Pemilik Perekebunan di Desa Menjalin, Kecamatan Parenggean KOTIM Memasang Nama Kelompok Tani Berkat Menjalin Secara Diam-diam Tanpa Ijin.
indopers.net | Kotawaringin Timur (Kalteng) – Puluhan warga Menjalin geram kepada Hendrik alias Robert dan Anto/Aan pemilik perkebunan tanpa ijin diam-diam menggunakan nama Kelompok Tani Berkat Menjalin, Desa Menjalin, Kecamatan Parenggean, Kabupaten Kotawaringin Timur, Senin (24/11/2025).

Letak kebun Hendrik alias Robert dan Anto /Aan ini berada di atas lahan yang berstatus HPK. Tepatnya di jalan PT. TASK 3 KM. 35, kebun Hendrik/Robert seluas 230 hektare, kebun pak Anto/Aan dengan luas kurang lebih 138 hektare. Total keseluruhan kedua kebun ini 368 hektare dan dipastikan tidak mengantongi ijin karena di kawasan HPK.

Ketika dijumpai media ini di lapangan Ketua Kelompok Tani Berkat Menjalin Ondo mengatakan, ” Kami anggota kelompok Tani Berkat Menjalin kaget setelah melihat ada papan informasi Berkat Menjalin terpasang di kebun pak Hendrik alias Robert ini,
Kami keberatan dengan adanya spanduk yang menggunakan nama kelompok Tani Berkat Menjalin tanpa seijin kami,” jelas Ondo

Hairil menambahkan,”Sepertinya pak Hendrik alias Robert ini sengaja ingin berlindung dibalik legalitas Kelompok Tani Berkat Menjalin untuk menghindari tim Satgas PKH,” ujar Hairil
Lanjut Hairil,” Kami keberatan atas pemasangan spanduk yang bertuliskan Berkat Menjalin. Kalau ini benar kelompok Tani Berkat Menjalin, berarti kami boleh memanen buah di kebun ini,” ujarnya
” Di hari ini spanduknya sudah dilepas namun bekasnya masih ada. Sepertinya pemilik perkebunan ini ketakutan karena merasa bersalah,” kata Hairil.

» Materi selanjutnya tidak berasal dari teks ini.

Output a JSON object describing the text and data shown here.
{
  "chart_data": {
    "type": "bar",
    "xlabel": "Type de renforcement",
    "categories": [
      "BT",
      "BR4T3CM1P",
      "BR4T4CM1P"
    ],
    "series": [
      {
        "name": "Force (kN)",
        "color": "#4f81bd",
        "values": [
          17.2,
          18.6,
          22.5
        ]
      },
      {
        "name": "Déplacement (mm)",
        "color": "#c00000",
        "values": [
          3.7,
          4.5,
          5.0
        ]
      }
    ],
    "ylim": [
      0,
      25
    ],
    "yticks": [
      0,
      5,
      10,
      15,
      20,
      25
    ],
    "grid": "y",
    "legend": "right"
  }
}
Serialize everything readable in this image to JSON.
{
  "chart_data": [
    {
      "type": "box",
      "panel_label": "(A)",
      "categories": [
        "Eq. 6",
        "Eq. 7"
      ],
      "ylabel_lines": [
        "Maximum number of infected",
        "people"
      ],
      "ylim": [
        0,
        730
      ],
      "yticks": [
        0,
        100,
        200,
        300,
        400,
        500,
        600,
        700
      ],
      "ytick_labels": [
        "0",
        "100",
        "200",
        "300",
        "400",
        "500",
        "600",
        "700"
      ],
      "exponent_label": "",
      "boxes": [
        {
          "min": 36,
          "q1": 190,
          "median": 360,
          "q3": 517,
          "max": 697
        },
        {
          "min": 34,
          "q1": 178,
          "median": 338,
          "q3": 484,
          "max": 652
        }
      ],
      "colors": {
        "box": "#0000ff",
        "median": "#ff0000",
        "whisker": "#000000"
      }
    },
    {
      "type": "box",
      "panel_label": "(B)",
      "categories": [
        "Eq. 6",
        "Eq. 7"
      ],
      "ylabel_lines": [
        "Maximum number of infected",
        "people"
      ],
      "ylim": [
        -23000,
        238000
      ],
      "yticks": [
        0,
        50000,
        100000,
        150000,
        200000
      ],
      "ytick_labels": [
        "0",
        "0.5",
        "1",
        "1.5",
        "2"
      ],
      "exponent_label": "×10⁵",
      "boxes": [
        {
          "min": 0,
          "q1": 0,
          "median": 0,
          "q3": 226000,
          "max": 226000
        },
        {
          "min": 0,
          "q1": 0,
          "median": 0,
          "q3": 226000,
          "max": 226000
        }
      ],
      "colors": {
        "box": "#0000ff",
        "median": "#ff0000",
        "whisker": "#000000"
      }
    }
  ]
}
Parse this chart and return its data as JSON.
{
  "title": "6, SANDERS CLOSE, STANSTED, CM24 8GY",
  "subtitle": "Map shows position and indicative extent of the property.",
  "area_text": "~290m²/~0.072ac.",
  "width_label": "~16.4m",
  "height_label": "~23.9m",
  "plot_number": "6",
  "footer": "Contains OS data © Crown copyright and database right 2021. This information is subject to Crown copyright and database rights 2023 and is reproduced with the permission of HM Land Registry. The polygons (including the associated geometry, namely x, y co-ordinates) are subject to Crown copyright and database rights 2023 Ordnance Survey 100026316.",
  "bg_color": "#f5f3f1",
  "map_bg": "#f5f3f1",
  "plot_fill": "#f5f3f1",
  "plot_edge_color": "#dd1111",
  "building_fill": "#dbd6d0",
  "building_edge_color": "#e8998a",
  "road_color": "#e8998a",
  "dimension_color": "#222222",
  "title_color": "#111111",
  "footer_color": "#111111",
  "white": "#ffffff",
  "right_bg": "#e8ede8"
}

Saat ditemui warga di mes kebun Anto/Aan pengawas (Apao) mengatakan,” Kemarin kita mencari solusinya pengen menjadi anggota kelompok Tani, jadi sesuatunya bisa jadi pemasukan untuk desa, kalau tidak boleh tidak apa,”katanya Apao

Sementara pengawas kebun pak Hendrik/Robert (Hendra Gunawan) saat itu tidak ada ditempat.
Dalam hal ini sudah jelas sangsi bagi orang yang menanam sawit di kawasan Hutan Produksi Konversi (HPK) tanpa izin resmi dapat dikenai sanksi berat berupa pidana penjara dan/atau denda yang besar, berdasarkan peraturan perundang-undangan di Indonesia, termasuk Undang-Undang Cipta Kerja dan peraturan turunannya.
Sanksi tersebut meliputi:
Sanksi Pidana: Pelaku dapat dijerat dengan hukuman pidana penjara hingga maksimal 5 tahun.
Sanksi Denda: Selain pidana penjara, pelaku juga dapat dikenai denda hingga maksimal Rp 7,5 miliar.
Denda Administratif: Pemerintah juga memberlakukan denda administratif sebesar Rp 25 juta per hektare untuk kebun sawit yang berada di dalam kawasan hutan secara ilegal, sebagai bagian dari upaya penataan dan penyelesaian masalah sawit dalam kawasan hutan.

Penyitaan Lahan: Lahan yang digunakan untuk perkebunan sawit ilegal di kawasan hutan dapat diambil alih oleh negara.
Penting untuk dicatat bahwa HPK pada dasarnya adalah kawasan hutan produksi yang dapat dikonversi, namun proses konversi tersebut harus melalui mekanisme pelepasan kawasan hutan yang sah sesuai peraturan perundang-undangan (seperti PP No. 23 Tahun 2021) agar status lahannya menjadi Area Penggunaan Lain (APL) dan legal untuk ditanami sawit. Tanpa proses pelepasan yang sah, penanaman sawit di kawasan HPK tetap dianggap ilegal.
Namun, UU Cipta Kerja juga memberikan solusi bagi petani sawit rakyat yang telah menanam sawit di kawasan hutan secara terus menerus selama minimal lima tahun sebelum UU tersebut disahkan, di mana mereka dapat dikenakan sanksi administratif dan bukan sanksi pidana.